Is the single transition-state model appropriate for the fundamental reactions of organic chemistry?*
Vernon D. Parker
Department of Chemistry and Biochemistry, Utah State University, Logan, UT 84322-0300, USA
Abstract: In recent years, we have reported that a number of organic reactions generally believed to follow simple second-order kinetics actually follow a more complex mechanism. This mechanism, the reversible consecutive second-order mechanism, involves the reversible formation of a kinetically significant reactant complex intermediate followed by irreversible product formation. The mechanism is illustrated for the general reaction between reactant and excess reagent under pseudo-first-order conditions in eq. i where kf' is the pseudo-first-order rate constant equal to kf[Excess Reagent].
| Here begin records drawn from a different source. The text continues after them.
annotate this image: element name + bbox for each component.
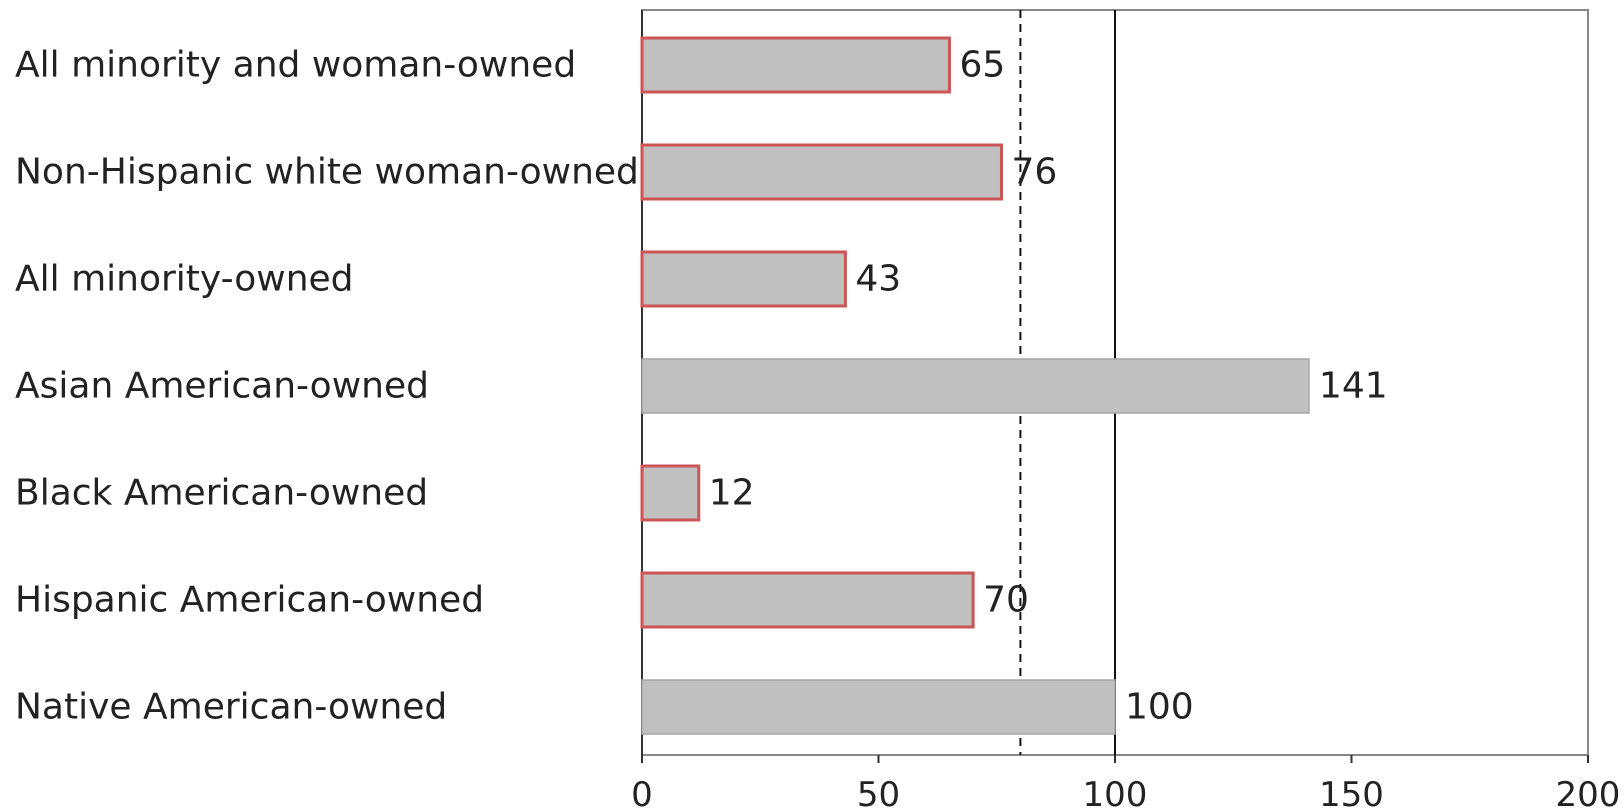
x-tick-label: 100 [1083, 775, 1148, 811]
bar-black-american-owned [640, 464, 701, 522]
category-label: All minority-owned [15, 259, 354, 300]
bar-all-minority-and-woman-owned [640, 36, 951, 94]
x-tick-label: 50 [857, 775, 900, 811]
data-label: 70 [983, 580, 1029, 621]
category-label: Hispanic American-owned [15, 580, 484, 621]
data-label: 65 [959, 45, 1005, 86]
data-label: 43 [855, 259, 901, 300]
category-label: Asian American-owned [15, 366, 429, 407]
data-label: 141 [1319, 366, 1388, 407]
data-label: 76 [1011, 152, 1057, 193]
category-label: Black American-owned [15, 473, 428, 514]
data-label: 100 [1125, 687, 1194, 728]
category-label: All minority and woman-owned [15, 45, 576, 86]
data-label: 12 [709, 473, 755, 514]
category-label: Non-Hispanic white woman-owned [15, 152, 639, 193]
bar-native-american-owned [641, 679, 1116, 735]
x-tick-label: 0 [631, 775, 653, 811]
bar-all-minority-owned [640, 250, 847, 308]
bar-hispanic-american-owned [640, 571, 975, 629]
category-label: Native American-owned [15, 687, 447, 728]
bar-asian-american-owned [641, 358, 1310, 414]
x-tick-label: 200 [1556, 775, 1621, 811]
x-tick-label: 150 [1319, 775, 1384, 811]
bar-non-hispanic-white-woman-owned [640, 143, 1003, 201]
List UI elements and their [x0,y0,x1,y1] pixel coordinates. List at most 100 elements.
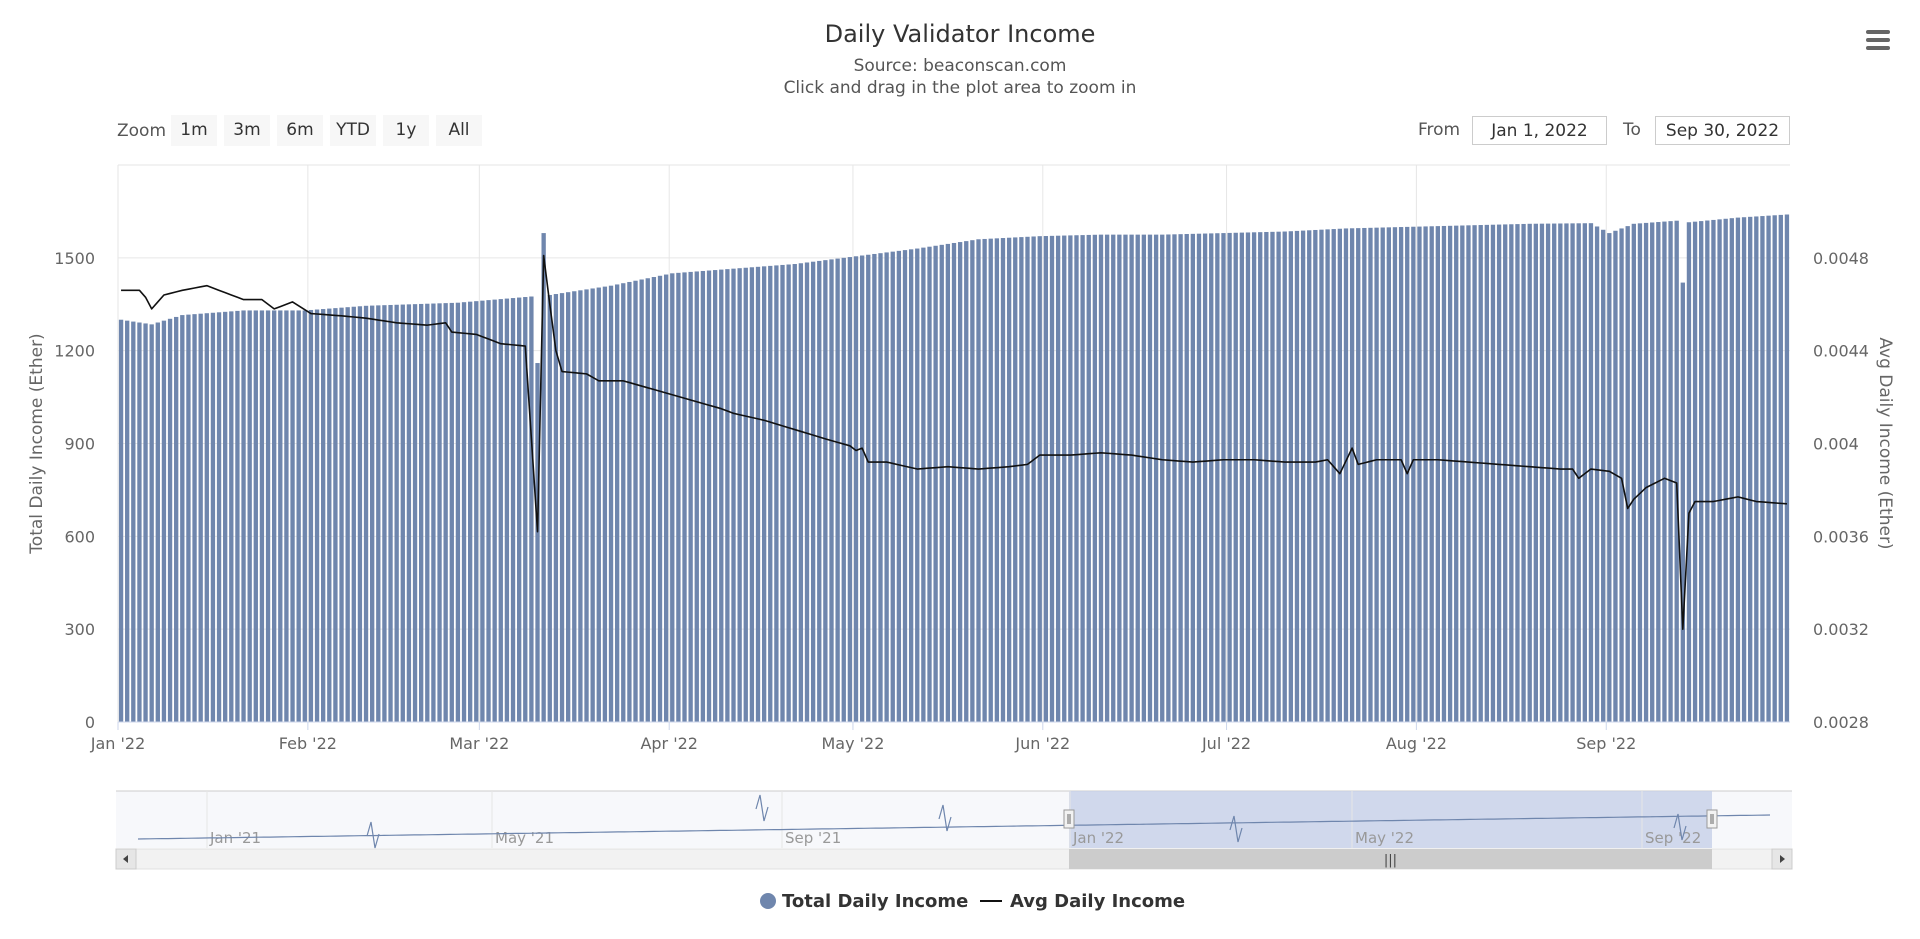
bar-total-daily-income[interactable] [186,314,191,722]
scrollbar-thumb[interactable] [1069,849,1712,869]
bar-total-daily-income[interactable] [431,303,436,722]
bar-total-daily-income[interactable] [670,273,675,722]
bar-total-daily-income[interactable] [1545,223,1551,723]
bar-total-daily-income[interactable] [1294,230,1300,722]
bar-total-daily-income[interactable] [1307,230,1312,723]
bar-total-daily-income[interactable] [474,301,479,722]
bar-total-daily-income[interactable] [1588,223,1594,722]
bar-total-daily-income[interactable] [1729,218,1734,722]
bar-total-daily-income[interactable] [461,302,467,722]
bar-total-daily-income[interactable] [1166,234,1171,722]
bar-total-daily-income[interactable] [517,297,522,722]
bar-total-daily-income[interactable] [449,302,454,722]
bar-total-daily-income[interactable] [1656,222,1661,722]
bar-total-daily-income[interactable] [314,309,320,722]
bar-total-daily-income[interactable] [1539,223,1545,723]
bar-total-daily-income[interactable] [1282,231,1287,722]
bar-total-daily-income[interactable] [302,310,307,722]
bar-total-daily-income[interactable] [137,322,142,722]
bar-total-daily-income[interactable] [866,254,871,723]
navigator[interactable]: Jan '21 May '21 Sep '21 Jan '22 May '22 Sep '… [115,790,1793,870]
zoom-6m-button[interactable]: 6m [277,115,323,146]
legend-item-total[interactable]: Total Daily Income [760,891,968,912]
bar-total-daily-income[interactable] [412,304,418,722]
bar-total-daily-income[interactable] [847,257,853,722]
bar-total-daily-income[interactable] [884,252,889,723]
bar-total-daily-income[interactable] [1441,225,1447,722]
bar-total-daily-income[interactable] [823,260,828,722]
bar-total-daily-income[interactable] [131,321,136,722]
bar-total-daily-income[interactable] [1013,237,1018,722]
bar-total-daily-income[interactable] [633,280,638,722]
zoom-1m-button[interactable]: 1m [171,115,217,146]
bar-total-daily-income[interactable] [1484,224,1489,722]
bar-total-daily-income[interactable] [1650,222,1655,722]
bar-total-daily-income[interactable] [1300,230,1306,722]
bar-total-daily-income[interactable] [1527,223,1532,723]
bar-total-daily-income[interactable] [994,238,1000,722]
bar-total-daily-income[interactable] [933,245,938,722]
bar-total-daily-income[interactable] [890,251,895,722]
bar-total-daily-income[interactable] [1380,227,1385,722]
zoom-all-button[interactable]: All [436,115,482,146]
bar-total-daily-income[interactable] [253,310,258,722]
bar-total-daily-income[interactable] [1055,235,1061,722]
bar-total-daily-income[interactable] [1196,233,1202,722]
bar-total-daily-income[interactable] [1748,216,1753,722]
zoom-1y-button[interactable]: 1y [383,115,429,146]
bar-total-daily-income[interactable] [1031,236,1036,723]
bar-total-daily-income[interactable] [1313,229,1318,723]
bar-total-daily-income[interactable] [1251,232,1257,723]
bar-total-daily-income[interactable] [584,289,589,722]
bar-total-daily-income[interactable] [1723,218,1728,722]
bar-total-daily-income[interactable] [1215,233,1220,723]
bar-total-daily-income[interactable] [608,285,614,722]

Reactant + Excess reagent = Reactant complex = Products (i)
The mechanisms are determined for the various systems, and the kinetics of the complex mechanisms are resolved by our "non-steady-state kinetic data analysis". The basis for the non-steady-state kinetic method will be presented along with examples. The problems encountered in attempting to identify intermediates formed in low concentration will be discussed.
Keywords: Non-steady-state kinetics; mechanism analysis; extent of reaction dependence of KIE; mechanism probes; dynamic residual absorbance analysis.
*Paper based on a presentation at the 17th International Conference on Physical Organic Chemistry (ICPOC-17), Shanghai, China, 15-20 August 2004. Other presentations are published in this issue, pp. 1807-1921.